I can remember, when I was young, being taught a simple dance. All of my schoolmates were taught it too. We stood in a circle, each raising one arm in the air, then skipped around each other in a pattern: in and out, round and round. It made no sense to me until May Day came around and we were marched out of class to a Maypole that had been erected in the playground. Each given a colourful ribbon to hold in those outstretched hands, we did our dance as directed, and found we had woven a pattern that spread out from the pole until there was no space left to dance.
The tradition of Maypole dancing can be found in many countries including the US, the UK, Germany, Italy, Canada, and Belgium, and it’s far from clear how it came about or what it symbolises. Some think of it as a celebration of springtime, and to others it has suggested a pagan worship of trees, or fertility. To me, it represents the creation of a pattern from actions that seemed meaningless. We had been taught to perform a series of steps, and at the end of it there was a result that we could not have foreseen.
When I started to write The Arrival of Missives the image of a Maypole was often in my mind. It’s the story of a girl who lives in a village in the UK. The year is 1920; the Great War is over and huge changes to society are to come, but they have not reached her little village yet. She is focused only on what comes next for her: she will marry the blacksmith’s son, she will have children, and she will live her entire life in that quiet place and time.

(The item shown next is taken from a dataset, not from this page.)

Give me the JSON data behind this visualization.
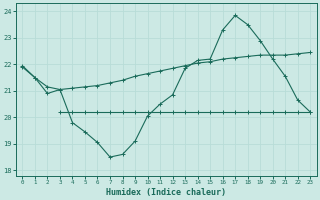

But a different person has another series of steps in mind for her. Her schoolteacher, for whom she has deep feelings, tells her that he can see where the steps lead. He knows how to create an entirely different kind of dance. Should she trust his knowledge, or the traditions of her village? Or should she make up her own steps in this dance? May Day approaches and she finds herself in the running to become May Queen. This small event – that many would deem insignificant – might change the course of all humanity.
I live close to a museum of historic buildings. These cottages, workshops, barns and mills have been moved from their original sites and relocated, piece by piece, in the middle of the West Sussex countryside to make a new pattern of houses from different times, for different purposes. Nobody could ever have foreseen their future – or the future of the old Maypole that stands among them, taken from a village to grace a museum instead. Every May Day the museum hosts a festival, and people dance. We’re all making patterns, even if we can’t see them. Who know what future they bring?